In retrospect, the signs were there in February, when I last visited; while the tables and flyers were still there, the fruit-shaped lights were gone from the window, the music was a bit more generic, and the clientele were a bit older, often with babies in tow. I wasn't expecting such a complete metamorphosis, though.

Farewell, Tin Pot; it was nice knowing you.

cafés gentrification melbourne north fitzroy personal 5

2008/2/1

BBC News Magazine has an article on the evolution of café culture in Britain.

But a good coffee can be a catalyst, says the three times UK National Barista Champion, Simon Robertson. "However busy you are, in the time it takes you to finish that coffee your normal world is put on hold and you go somewhere else in your head.
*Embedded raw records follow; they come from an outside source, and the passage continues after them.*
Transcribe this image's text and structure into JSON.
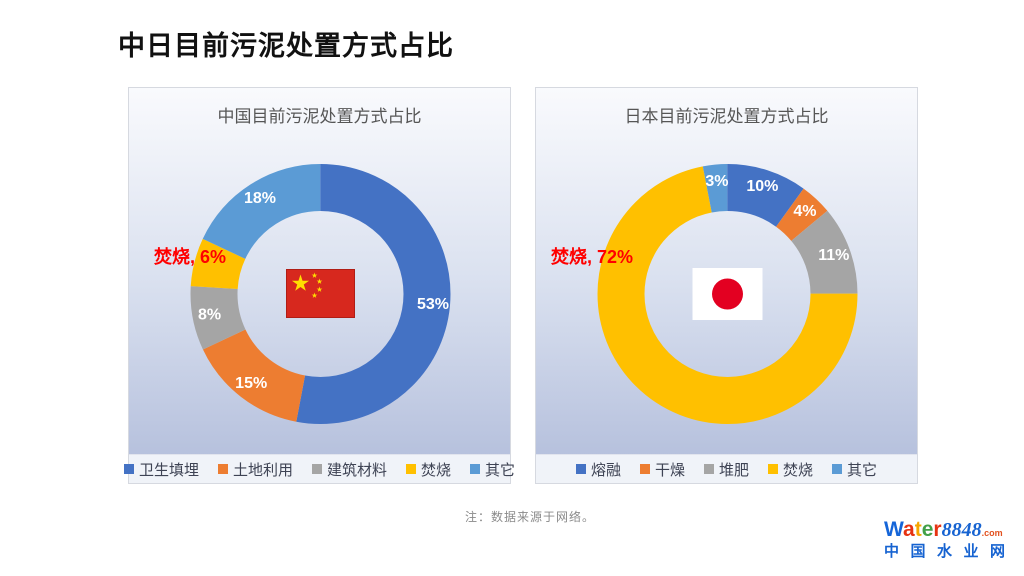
{
  "page": {
    "title": "中日目前污泥处置方式占比",
    "note": "注：数据来源于网络。",
    "logo": {
      "word_letters": [
        {
          "ch": "W",
          "color": "#1565d8"
        },
        {
          "ch": "a",
          "color": "#e63312"
        },
        {
          "ch": "t",
          "color": "#f7a600"
        },
        {
          "ch": "e",
          "color": "#43a047"
        },
        {
          "ch": "r",
          "color": "#e63312"
        }
      ],
      "number": "8848",
      "dotcom": ".com",
      "subtitle": "中国水业网"
    }
  },
  "chart_data": [
    {
      "type": "pie",
      "subtype": "donut",
      "title": "中国目前污泥处置方式占比",
      "categories": [
        "卫生填埋",
        "土地利用",
        "建筑材料",
        "焚烧",
        "其它"
      ],
      "values": [
        53,
        15,
        8,
        6,
        18
      ],
      "slice_labels": [
        "53%",
        "15%",
        "8%",
        "",
        "18%"
      ],
      "colors": [
        "#4472C4",
        "#ED7D31",
        "#A5A5A5",
        "#FFC000",
        "#5B9BD5"
      ],
      "highlight": {
        "text": "焚烧, 6%",
        "color": "#FF0000",
        "category": "焚烧",
        "value": 6
      },
      "center_icon": "china-flag",
      "legend_position": "bottom",
      "start_angle": "top",
      "direction": "clockwise",
      "donut_hole_ratio": 0.64
    },
    {
      "type": "pie",
      "subtype": "donut",
      "title": "日本目前污泥处置方式占比",
      "categories": [
        "熔融",
        "干燥",
        "堆肥",
        "焚烧",
        "其它"
      ],
      "values": [
        10,
        4,
        11,
        72,
        3
      ],
      "slice_labels": [
        "10%",
        "4%",
        "11%",
        "",
        "3%"
      ],
      "colors": [
        "#4472C4",
        "#ED7D31",
        "#A5A5A5",
        "#FFC000",
        "#5B9BD5"
      ],
      "highlight": {
        "text": "焚烧, 72%",
        "color": "#FF0000",
        "category": "焚烧",
        "value": 72
      },
      "center_icon": "japan-flag",
      "legend_position": "bottom",
      "start_angle": "top",
      "direction": "clockwise",
      "donut_hole_ratio": 0.64
    }
  ]
}
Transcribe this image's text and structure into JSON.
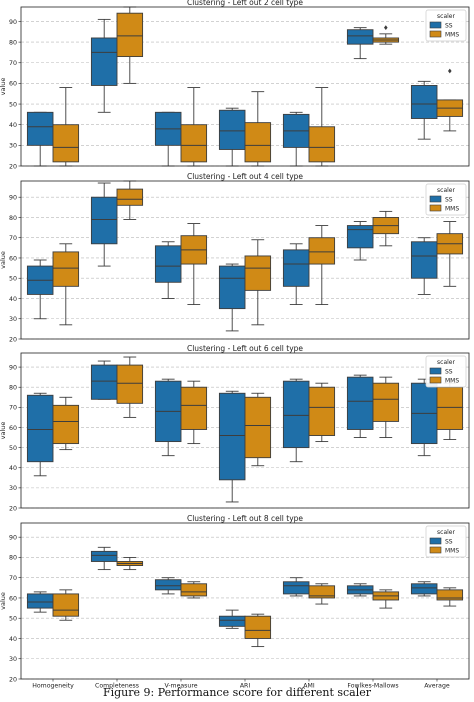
{
  "caption": "Figure 9: Performance score for different scaler",
  "colors": {
    "SS": "#1f6fa8",
    "MMS": "#d08a16"
  },
  "chart_data": [
    {
      "type": "box",
      "title": "Clustering - Left out 2 cell type",
      "ylabel": "value",
      "ylim": [
        20,
        97
      ],
      "yticks": [
        20,
        30,
        40,
        50,
        60,
        70,
        80,
        90
      ],
      "grid": "y-dashed",
      "legend": {
        "title": "scaler",
        "entries": [
          "SS",
          "MMS"
        ],
        "position": "top-right"
      },
      "categories": [
        "Homogeneity",
        "Completeness",
        "V-measure",
        "ARI",
        "AMI",
        "Fowlkes-Mallows",
        "Average"
      ],
      "series": [
        {
          "name": "SS",
          "boxes": [
            {
              "wl": 20,
              "q1": 30,
              "med": 39,
              "q3": 46,
              "wh": 46
            },
            {
              "wl": 46,
              "q1": 59,
              "med": 75,
              "q3": 82,
              "wh": 91
            },
            {
              "wl": 20,
              "q1": 30,
              "med": 38,
              "q3": 46,
              "wh": 46
            },
            {
              "wl": 20,
              "q1": 28,
              "med": 37,
              "q3": 47,
              "wh": 48
            },
            {
              "wl": 20,
              "q1": 29,
              "med": 37,
              "q3": 45,
              "wh": 46
            },
            {
              "wl": 72,
              "q1": 79,
              "med": 83,
              "q3": 86,
              "wh": 87
            },
            {
              "wl": 33,
              "q1": 43,
              "med": 50,
              "q3": 59,
              "wh": 61
            }
          ]
        },
        {
          "name": "MMS",
          "boxes": [
            {
              "wl": 20,
              "q1": 22,
              "med": 29,
              "q3": 40,
              "wh": 58
            },
            {
              "wl": 60,
              "q1": 73,
              "med": 83,
              "q3": 94,
              "wh": 97
            },
            {
              "wl": 20,
              "q1": 22,
              "med": 30,
              "q3": 40,
              "wh": 58
            },
            {
              "wl": 20,
              "q1": 22,
              "med": 30,
              "q3": 41,
              "wh": 56
            },
            {
              "wl": 20,
              "q1": 22,
              "med": 29,
              "q3": 39,
              "wh": 58
            },
            {
              "wl": 79,
              "q1": 80,
              "med": 81,
              "q3": 82,
              "wh": 84,
              "outliers": [
                87
              ]
            },
            {
              "wl": 37,
              "q1": 44,
              "med": 48,
              "q3": 52,
              "wh": 52,
              "outliers": [
                66
              ]
            }
          ]
        }
      ]
    },
    {
      "type": "box",
      "title": "Clustering - Left out 4 cell type",
      "ylabel": "value",
      "ylim": [
        20,
        98
      ],
      "yticks": [
        20,
        30,
        40,
        50,
        60,
        70,
        80,
        90
      ],
      "grid": "y-dashed",
      "legend": {
        "title": "scaler",
        "entries": [
          "SS",
          "MMS"
        ],
        "position": "top-right"
      },
      "categories": [
        "Homogeneity",
        "Completeness",
        "V-measure",
        "ARI",
        "AMI",
        "Fowlkes-Mallows",
        "Average"
      ],
      "series": [
        {
          "name": "SS",
          "boxes": [
            {
              "wl": 30,
              "q1": 42,
              "med": 49,
              "q3": 56,
              "wh": 59
            },
            {
              "wl": 56,
              "q1": 67,
              "med": 79,
              "q3": 90,
              "wh": 97
            },
            {
              "wl": 40,
              "q1": 48,
              "med": 56,
              "q3": 66,
              "wh": 68
            },
            {
              "wl": 24,
              "q1": 35,
              "med": 50,
              "q3": 56,
              "wh": 57
            },
            {
              "wl": 37,
              "q1": 46,
              "med": 57,
              "q3": 64,
              "wh": 67
            },
            {
              "wl": 59,
              "q1": 65,
              "med": 74,
              "q3": 76,
              "wh": 78
            },
            {
              "wl": 42,
              "q1": 50,
              "med": 61,
              "q3": 68,
              "wh": 70
            }
          ]
        },
        {
          "name": "MMS",
          "boxes": [
            {
              "wl": 27,
              "q1": 46,
              "med": 55,
              "q3": 63,
              "wh": 67
            },
            {
              "wl": 79,
              "q1": 86,
              "med": 89,
              "q3": 94,
              "wh": 98
            },
            {
              "wl": 37,
              "q1": 57,
              "med": 64,
              "q3": 71,
              "wh": 77
            },
            {
              "wl": 27,
              "q1": 44,
              "med": 55,
              "q3": 61,
              "wh": 69
            },
            {
              "wl": 37,
              "q1": 57,
              "med": 63,
              "q3": 70,
              "wh": 76
            },
            {
              "wl": 66,
              "q1": 72,
              "med": 76,
              "q3": 80,
              "wh": 83
            },
            {
              "wl": 46,
              "q1": 62,
              "med": 67,
              "q3": 72,
              "wh": 78
            }
          ]
        }
      ]
    },
    {
      "type": "box",
      "title": "Clustering - Left out 6 cell type",
      "ylabel": "value",
      "ylim": [
        20,
        97
      ],
      "yticks": [
        20,
        30,
        40,
        50,
        60,
        70,
        80,
        90
      ],
      "grid": "y-dashed",
      "legend": {
        "title": "scaler",
        "entries": [
          "SS",
          "MMS"
        ],
        "position": "top-right"
      },
      "categories": [
        "Homogeneity",
        "Completeness",
        "V-measure",
        "ARI",
        "AMI",
        "Fowlkes-Mallows",
        "Average"
      ],
      "series": [
        {
          "name": "SS",
          "boxes": [
            {
              "wl": 36,
              "q1": 43,
              "med": 59,
              "q3": 76,
              "wh": 77
            },
            {
              "wl": 74,
              "q1": 74,
              "med": 83,
              "q3": 91,
              "wh": 93
            },
            {
              "wl": 46,
              "q1": 53,
              "med": 68,
              "q3": 83,
              "wh": 84
            },
            {
              "wl": 23,
              "q1": 34,
              "med": 56,
              "q3": 77,
              "wh": 78
            },
            {
              "wl": 43,
              "q1": 50,
              "med": 66,
              "q3": 83,
              "wh": 84
            },
            {
              "wl": 55,
              "q1": 59,
              "med": 73,
              "q3": 85,
              "wh": 86
            },
            {
              "wl": 46,
              "q1": 52,
              "med": 67,
              "q3": 82,
              "wh": 84
            }
          ]
        },
        {
          "name": "MMS",
          "boxes": [
            {
              "wl": 49,
              "q1": 52,
              "med": 63,
              "q3": 71,
              "wh": 75
            },
            {
              "wl": 65,
              "q1": 72,
              "med": 82,
              "q3": 91,
              "wh": 95
            },
            {
              "wl": 52,
              "q1": 59,
              "med": 71,
              "q3": 80,
              "wh": 83
            },
            {
              "wl": 41,
              "q1": 45,
              "med": 61,
              "q3": 75,
              "wh": 77
            },
            {
              "wl": 53,
              "q1": 56,
              "med": 70,
              "q3": 80,
              "wh": 82
            },
            {
              "wl": 55,
              "q1": 63,
              "med": 74,
              "q3": 82,
              "wh": 85
            },
            {
              "wl": 54,
              "q1": 59,
              "med": 70,
              "q3": 80,
              "wh": 82
            }
          ]
        }
      ]
    },
    {
      "type": "box",
      "title": "Clustering - Left out 8 cell type",
      "ylabel": "value",
      "ylim": [
        20,
        97
      ],
      "yticks": [
        20,
        30,
        40,
        50,
        60,
        70,
        80,
        90
      ],
      "grid": "y-dashed",
      "legend": {
        "title": "scaler",
        "entries": [
          "SS",
          "MMS"
        ],
        "position": "top-right"
      },
      "categories": [
        "Homogeneity",
        "Completeness",
        "V-measure",
        "ARI",
        "AMI",
        "Fowlkes-Mallows",
        "Average"
      ],
      "series": [
        {
          "name": "SS",
          "boxes": [
            {
              "wl": 53,
              "q1": 55,
              "med": 58,
              "q3": 62,
              "wh": 63
            },
            {
              "wl": 74,
              "q1": 78,
              "med": 81,
              "q3": 83,
              "wh": 85
            },
            {
              "wl": 62,
              "q1": 64,
              "med": 66,
              "q3": 69,
              "wh": 70
            },
            {
              "wl": 45,
              "q1": 46,
              "med": 49,
              "q3": 51,
              "wh": 54
            },
            {
              "wl": 61,
              "q1": 62,
              "med": 66,
              "q3": 68,
              "wh": 70
            },
            {
              "wl": 61,
              "q1": 62,
              "med": 64,
              "q3": 66,
              "wh": 67
            },
            {
              "wl": 61,
              "q1": 62,
              "med": 65,
              "q3": 67,
              "wh": 68
            }
          ]
        },
        {
          "name": "MMS",
          "boxes": [
            {
              "wl": 49,
              "q1": 51,
              "med": 54,
              "q3": 62,
              "wh": 64
            },
            {
              "wl": 74,
              "q1": 76,
              "med": 77,
              "q3": 78,
              "wh": 80
            },
            {
              "wl": 60,
              "q1": 61,
              "med": 63,
              "q3": 67,
              "wh": 68
            },
            {
              "wl": 36,
              "q1": 40,
              "med": 44,
              "q3": 51,
              "wh": 52
            },
            {
              "wl": 57,
              "q1": 60,
              "med": 61,
              "q3": 66,
              "wh": 67
            },
            {
              "wl": 55,
              "q1": 59,
              "med": 61,
              "q3": 63,
              "wh": 64
            },
            {
              "wl": 56,
              "q1": 59,
              "med": 60,
              "q3": 64,
              "wh": 65
            }
          ]
        }
      ]
    }
  ]
}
It's about creating a moment, creating an experience."
We are in the "Blue Nun stage" of coffee drinking, says Mr Robertson. Just like wine a generation ago, people have started drinking coffee but don't know enough about it to judge if it's good or not.
While Britain hasn't had as pervasive a café culture as, say, Australia (probably due to the influx of migrants from Italy and Greece to the latter in the 1950s) or parts of the US, it is gradually catching up. Unfortunately, big corporate coffee chains have had the time to establish themselves in the minds of the public as the definition of what the café experience is (i.e., as a sort of McDonald's for people who read newspapers), and have gotten away with making execrable coffee and passing it off as something decent (case in point: Costa Coffee's "authentic Italian" coffee, which is vile). The notorious predatory behaviour by which chains have eliminated independent cafés elsewhere (opening three outlets to a block, running them at a loss until the rivals go out of business, close all but one) wasn't even necessary, because the bar for coffee, in most places, was set so low that Starbucks was actually an improvement.

Fortunately, there are signs that this is changing, and consumers are becoming more savvy and discriminating:

"I treat myself to one "special" coffee per week and was always disappointed with the big brand coffee shop that I used as they frequently messed up my order and lacked that personal touch. One week I decided to use the smaller place across the road and to my delight discovered that not only do they get my drink right 100% of the time but actually smile and chat to me while I'm there. Their prices are also substantially cheaper that the big names. Go back to the big brand coffee house? Not me."
Mr Robertson insists the coffee making experience is paramount. He recalls when an elderly customer stopped him to say the coffee he'd just drank was the best he'd had since his time in Italy.
"I asked him when he was last in Italy and he said during World War II. I realised the coffee I'd just made him - the smell, the taste, the experience - had transported him all the way back in his mind to wartime Italy.
The big chains have an advantage—deep pockets, allowing them to lease prime space—whereas the smaller cafés are often hidden away. Though web-based independent café directories like Delocator and Cosy Coffee Shops are helping to level the playing field.

Interestingly enough, Australia seems to have become a standard for coffee quality. I've seen two places so far which advertised that they employed "Australian-trained baristas".